Heizo Takenaka, former Minister of Public Management, said "It cuts a little waste, but creates a big waste".

At the suggestion of revenue shortages, six out of ten people think it needs income limitation, and chief secretary Ichiro Ozawa turned in remonstrations to the national government for income limitation. Naoto Kan, deputy prime minister, denied there would be any shortages, saying that the cost of undertaking the reform to the country's income should be higher than the expense of the sum total of income limitation.

After all the details of the proposal of income limitation were laid down, the Japan fiscal deficit remains a large percentage of GDP. An OECD spokesman said that the Japanese government should fight the country's falling birthrate by increasing child day-care provisions to enhance the employment rate, which is at a record low. Vice minister Naoto Kan, Minister of Public Management Kazuhiro Haradat, finance minister Yoshihisa Hujii, and Minister of Health, Labour and Welfare, Akira Nagatsuma, all agreed that the remaining burden to local authorities or business enterprises would total ¥508.09 billion 900 million yen, after the deduction of the state budget.

==Exemptions and deductions==
For revenue, the DPJ said it would abolish the dependent deduction and deduction for spouses. In that case, by the Kodomo teate, a family with a child under the age of 14 would receive an annual remuneration of 5 million yen, and will make income go up by 230,900 yen.
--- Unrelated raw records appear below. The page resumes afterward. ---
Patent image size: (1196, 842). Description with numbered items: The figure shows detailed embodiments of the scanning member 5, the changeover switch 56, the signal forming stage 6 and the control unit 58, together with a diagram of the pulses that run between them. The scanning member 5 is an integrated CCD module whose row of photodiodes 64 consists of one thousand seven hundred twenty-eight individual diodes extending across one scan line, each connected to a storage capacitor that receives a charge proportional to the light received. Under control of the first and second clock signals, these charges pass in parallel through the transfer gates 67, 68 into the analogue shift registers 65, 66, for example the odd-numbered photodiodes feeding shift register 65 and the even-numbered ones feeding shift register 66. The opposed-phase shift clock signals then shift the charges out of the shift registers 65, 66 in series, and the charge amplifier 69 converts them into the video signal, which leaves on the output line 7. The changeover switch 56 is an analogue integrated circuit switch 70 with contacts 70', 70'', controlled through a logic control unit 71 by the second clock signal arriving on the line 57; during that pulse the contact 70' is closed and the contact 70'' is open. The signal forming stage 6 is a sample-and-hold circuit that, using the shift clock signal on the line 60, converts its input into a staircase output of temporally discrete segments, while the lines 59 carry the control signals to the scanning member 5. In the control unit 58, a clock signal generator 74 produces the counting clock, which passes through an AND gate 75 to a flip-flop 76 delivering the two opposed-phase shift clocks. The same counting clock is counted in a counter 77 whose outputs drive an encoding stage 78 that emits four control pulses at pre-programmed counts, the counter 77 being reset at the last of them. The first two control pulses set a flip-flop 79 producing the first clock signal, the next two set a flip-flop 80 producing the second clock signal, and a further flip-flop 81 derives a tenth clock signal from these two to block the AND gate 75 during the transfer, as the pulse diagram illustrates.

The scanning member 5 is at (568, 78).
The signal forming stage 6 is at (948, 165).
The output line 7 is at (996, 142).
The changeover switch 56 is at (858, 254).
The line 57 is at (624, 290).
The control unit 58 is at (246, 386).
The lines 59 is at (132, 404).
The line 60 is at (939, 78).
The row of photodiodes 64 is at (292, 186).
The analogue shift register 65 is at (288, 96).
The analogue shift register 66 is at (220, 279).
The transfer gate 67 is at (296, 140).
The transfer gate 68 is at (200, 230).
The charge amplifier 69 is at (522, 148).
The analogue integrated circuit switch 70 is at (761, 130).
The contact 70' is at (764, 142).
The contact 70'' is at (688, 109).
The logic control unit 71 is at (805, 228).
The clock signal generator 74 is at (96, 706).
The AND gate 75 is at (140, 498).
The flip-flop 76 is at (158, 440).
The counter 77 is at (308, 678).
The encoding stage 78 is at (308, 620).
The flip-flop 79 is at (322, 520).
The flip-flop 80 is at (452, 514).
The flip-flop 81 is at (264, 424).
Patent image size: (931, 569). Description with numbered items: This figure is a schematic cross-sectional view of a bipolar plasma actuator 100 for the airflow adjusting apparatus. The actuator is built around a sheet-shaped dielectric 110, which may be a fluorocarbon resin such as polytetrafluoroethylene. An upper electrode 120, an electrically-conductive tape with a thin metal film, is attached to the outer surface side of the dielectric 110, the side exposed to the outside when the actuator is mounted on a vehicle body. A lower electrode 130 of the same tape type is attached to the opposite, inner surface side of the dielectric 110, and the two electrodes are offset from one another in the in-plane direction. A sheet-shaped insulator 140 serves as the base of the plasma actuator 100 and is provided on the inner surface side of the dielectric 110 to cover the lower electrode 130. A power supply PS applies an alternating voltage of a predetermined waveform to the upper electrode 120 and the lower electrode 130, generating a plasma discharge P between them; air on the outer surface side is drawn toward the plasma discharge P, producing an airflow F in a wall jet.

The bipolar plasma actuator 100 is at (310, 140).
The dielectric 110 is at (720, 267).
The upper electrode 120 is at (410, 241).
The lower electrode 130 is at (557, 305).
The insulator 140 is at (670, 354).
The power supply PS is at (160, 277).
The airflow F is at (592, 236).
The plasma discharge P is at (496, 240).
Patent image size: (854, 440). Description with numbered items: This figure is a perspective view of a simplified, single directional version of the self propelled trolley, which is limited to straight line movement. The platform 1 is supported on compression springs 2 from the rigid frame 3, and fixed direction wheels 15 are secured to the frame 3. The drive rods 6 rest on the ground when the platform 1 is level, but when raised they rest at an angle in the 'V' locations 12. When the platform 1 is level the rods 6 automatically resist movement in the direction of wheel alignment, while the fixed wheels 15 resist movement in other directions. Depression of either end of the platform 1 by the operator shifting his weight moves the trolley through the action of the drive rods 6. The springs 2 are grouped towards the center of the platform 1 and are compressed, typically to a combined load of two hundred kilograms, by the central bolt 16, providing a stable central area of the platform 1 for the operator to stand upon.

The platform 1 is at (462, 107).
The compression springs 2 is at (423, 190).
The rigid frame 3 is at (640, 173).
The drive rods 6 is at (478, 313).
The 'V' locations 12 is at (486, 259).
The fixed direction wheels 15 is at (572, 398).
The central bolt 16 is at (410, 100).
A household with a public high school student over the age of 15 would enjoy the benefit of ‘‘Kōkō mushō-ka hōan’’ (高校無償化法案, the high school student financial aid bill), but that a: household with a child under the age of 15; an independent high school student; a full-time homemaker with no children; a student in college or graduate school; or an adult incapable of working due to elderly parents - all would suffer a great reduction.

The DJP Manifesto stated that the benefit would help a child until their junior high school graduation, but actual eligibility requirements do not relate to junior high, but rather fixed time periods.

==Institutionalized children==

The Ministry of Health, Labour and Welfare (Japan) said in cases where children lived in homes for infants or orphan asylums, the parents would not be given the benefits. The number of these cases was estimated as 2400-5000. The head of such an institution said ‘‘they should rethink”. Within the DPJ there is the opinion that such cases do not fit with the idea of ‘‘Kodomo teate’’.

==International cases==
The Ministry also said that if foreigner parents living with their child in Japan were eligible to receive Kodomo teate, regardless of nationality. In case if the parents are living in Japan while their child is living abroad still the parents will receive Kodomo teate allowance based on certain conditions. In such a case the parents have to declare whether the child is their own or an adopted one. In addition to this, either of the parent must visit the child (who is staying overseas) at least twice a year and must remit money at least every 4 months to be eligible to receive Kodomo Teate.